The obvious difference between fractional and integer mode synthesizer, is that int-mode synthesizers output frequency that is integer multiple of reference frequency, or in this case, f_PDF. Frac mode synthesizers, on the other hand can provide fraction of the step of that frequency, making it possible to generate virtually any frequency at the output.

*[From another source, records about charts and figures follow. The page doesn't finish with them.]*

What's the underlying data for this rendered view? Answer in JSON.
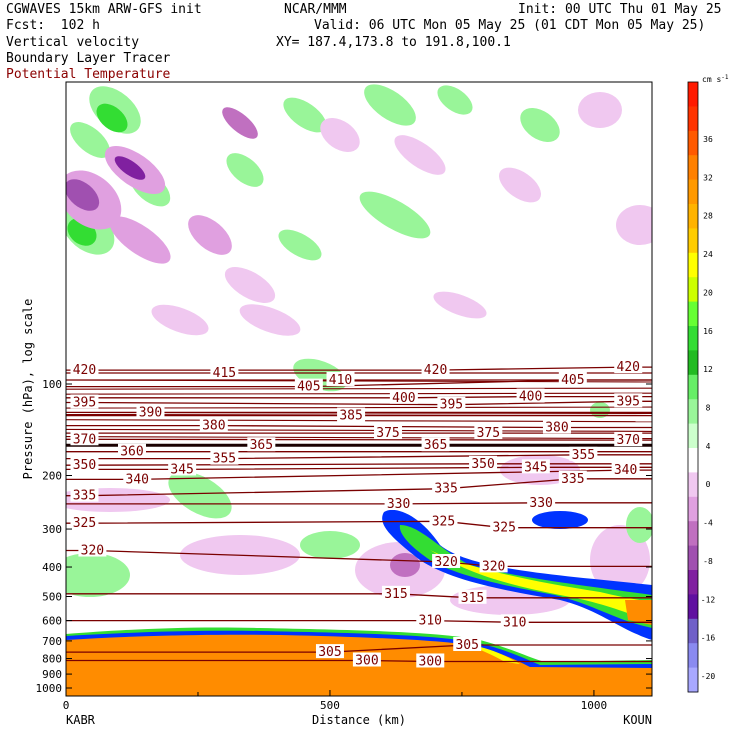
{
  "header": {
    "model": "CGWAVES 15km ARW-GFS init",
    "forecast": "Fcst:  102 h",
    "field1": "Vertical velocity",
    "field2": "Boundary Layer Tracer",
    "field3": "Potential Temperature",
    "center": "NCAR/MMM",
    "init": "Init: 00 UTC Thu 01 May 25",
    "valid": "Valid: 06 UTC Mon 05 May 25 (01 CDT Mon 05 May 25)",
    "xy": "XY= 187.4,173.8 to 191.8,100.1"
  },
  "colors": {
    "theta_line": "#7a0000",
    "theta_label": "#7a0000",
    "tracer_orange": "#ff8c00",
    "tracer_green": "#33cc33",
    "tracer_blue": "#0033ff"
  },
  "chart_data": {
    "type": "heatmap",
    "title": "Vertical velocity / Boundary Layer Tracer / Potential Temperature cross section",
    "xlabel": "Distance (km)",
    "ylabel": "Pressure (hPa), log scale",
    "x_ticks": [
      0,
      500,
      1000
    ],
    "xlim": [
      0,
      1110
    ],
    "y_ticks": [
      100,
      200,
      300,
      400,
      500,
      600,
      700,
      800,
      900,
      1000
    ],
    "ylim": [
      1000,
      10
    ],
    "y_scale": "log",
    "endpoints": {
      "left": "KABR",
      "right": "KOUN"
    },
    "colorbar": {
      "unit": "cm s",
      "unit_sup": "-1",
      "ticks": [
        36,
        32,
        28,
        24,
        20,
        16,
        12,
        8,
        4,
        0,
        -4,
        -8,
        -12,
        -16,
        -20
      ],
      "colors": [
        "#ff1a00",
        "#ff3300",
        "#ff5a00",
        "#ff8000",
        "#ff9900",
        "#ffb300",
        "#ffcc00",
        "#ffff00",
        "#ccff00",
        "#66ff33",
        "#33dd33",
        "#22bb22",
        "#66ee66",
        "#99f599",
        "#ccffcc",
        "#ffffff",
        "#f0c8f0",
        "#e0a0e0",
        "#c070c0",
        "#a050b0",
        "#8020a0",
        "#6010a0",
        "#7060c8",
        "#8a8af0",
        "#a8a8ff"
      ]
    },
    "theta_labels": [
      {
        "x": 35,
        "p": 90,
        "v": "420"
      },
      {
        "x": 300,
        "p": 92,
        "v": "415"
      },
      {
        "x": 520,
        "p": 97,
        "v": "410"
      },
      {
        "x": 460,
        "p": 102,
        "v": "405"
      },
      {
        "x": 700,
        "p": 90,
        "v": "420"
      },
      {
        "x": 960,
        "p": 97,
        "v": "405"
      },
      {
        "x": 1065,
        "p": 88,
        "v": "420"
      },
      {
        "x": 35,
        "p": 115,
        "v": "395"
      },
      {
        "x": 160,
        "p": 124,
        "v": "390"
      },
      {
        "x": 640,
        "p": 111,
        "v": "400"
      },
      {
        "x": 730,
        "p": 117,
        "v": "395"
      },
      {
        "x": 880,
        "p": 110,
        "v": "400"
      },
      {
        "x": 1065,
        "p": 114,
        "v": "395"
      },
      {
        "x": 280,
        "p": 137,
        "v": "380"
      },
      {
        "x": 540,
        "p": 127,
        "v": "385"
      },
      {
        "x": 610,
        "p": 145,
        "v": "375"
      },
      {
        "x": 800,
        "p": 145,
        "v": "375"
      },
      {
        "x": 930,
        "p": 139,
        "v": "380"
      },
      {
        "x": 35,
        "p": 152,
        "v": "370"
      },
      {
        "x": 1065,
        "p": 153,
        "v": "370"
      },
      {
        "x": 125,
        "p": 167,
        "v": "360"
      },
      {
        "x": 370,
        "p": 159,
        "v": "365"
      },
      {
        "x": 700,
        "p": 159,
        "v": "365"
      },
      {
        "x": 300,
        "p": 176,
        "v": "355"
      },
      {
        "x": 980,
        "p": 171,
        "v": "355"
      },
      {
        "x": 35,
        "p": 185,
        "v": "350"
      },
      {
        "x": 220,
        "p": 191,
        "v": "345"
      },
      {
        "x": 790,
        "p": 183,
        "v": "350"
      },
      {
        "x": 890,
        "p": 188,
        "v": "345"
      },
      {
        "x": 1060,
        "p": 192,
        "v": "340"
      },
      {
        "x": 135,
        "p": 206,
        "v": "340"
      },
      {
        "x": 35,
        "p": 233,
        "v": "335"
      },
      {
        "x": 720,
        "p": 221,
        "v": "335"
      },
      {
        "x": 960,
        "p": 205,
        "v": "335"
      },
      {
        "x": 630,
        "p": 248,
        "v": "330"
      },
      {
        "x": 900,
        "p": 246,
        "v": "330"
      },
      {
        "x": 35,
        "p": 287,
        "v": "325"
      },
      {
        "x": 715,
        "p": 283,
        "v": "325"
      },
      {
        "x": 830,
        "p": 297,
        "v": "325"
      },
      {
        "x": 50,
        "p": 353,
        "v": "320"
      },
      {
        "x": 720,
        "p": 385,
        "v": "320"
      },
      {
        "x": 810,
        "p": 398,
        "v": "320"
      },
      {
        "x": 625,
        "p": 490,
        "v": "315"
      },
      {
        "x": 770,
        "p": 505,
        "v": "315"
      },
      {
        "x": 690,
        "p": 600,
        "v": "310"
      },
      {
        "x": 850,
        "p": 608,
        "v": "310"
      },
      {
        "x": 500,
        "p": 762,
        "v": "305"
      },
      {
        "x": 760,
        "p": 722,
        "v": "305"
      },
      {
        "x": 570,
        "p": 812,
        "v": "300"
      },
      {
        "x": 690,
        "p": 818,
        "v": "300"
      }
    ]
  }
}
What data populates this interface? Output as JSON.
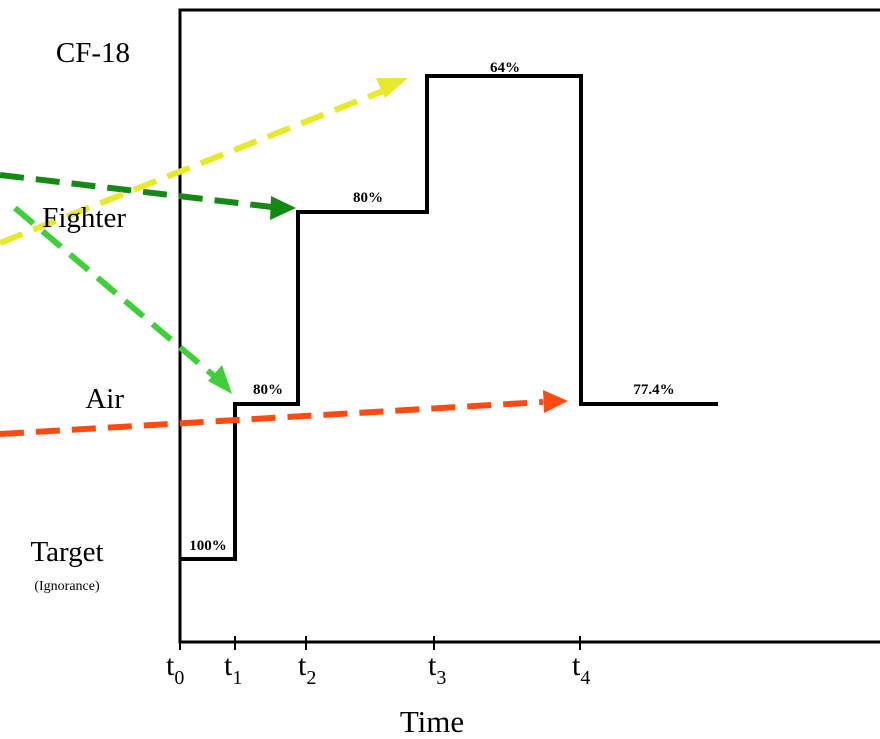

But, improved frequency resolution is not the only advantage of frac-mode synthesizers, there is something called phase noise decrease. Phase noise increases as 20log(N), meaning that the higher output frequency will look more messy in the spectrum, to say it technically correct. If, for example reference frequency is 100 kHz, to synthesize 3 GHz at the output, we'd need N of 30000. Output divided by 4 (to 750 MHz) would look like this:
Now, if we employ frac-mode synthesizer, we wouldn't need that low reference frequency nor that large N. Instead, we could keep reference frequency at 19.2 MHz and tune the fraction. For example, in our 3 GHz example we'd need N equals 156 and additional fraction of 0.25. This fraction is defined as F/M. Given that denominator M is fixed at 100, F would be 25 and the output (again scaled to 750 MHz) would look like this:
This is improvement of almost 200 times lower N. Spectrum look much smoother and more pleasant to look at.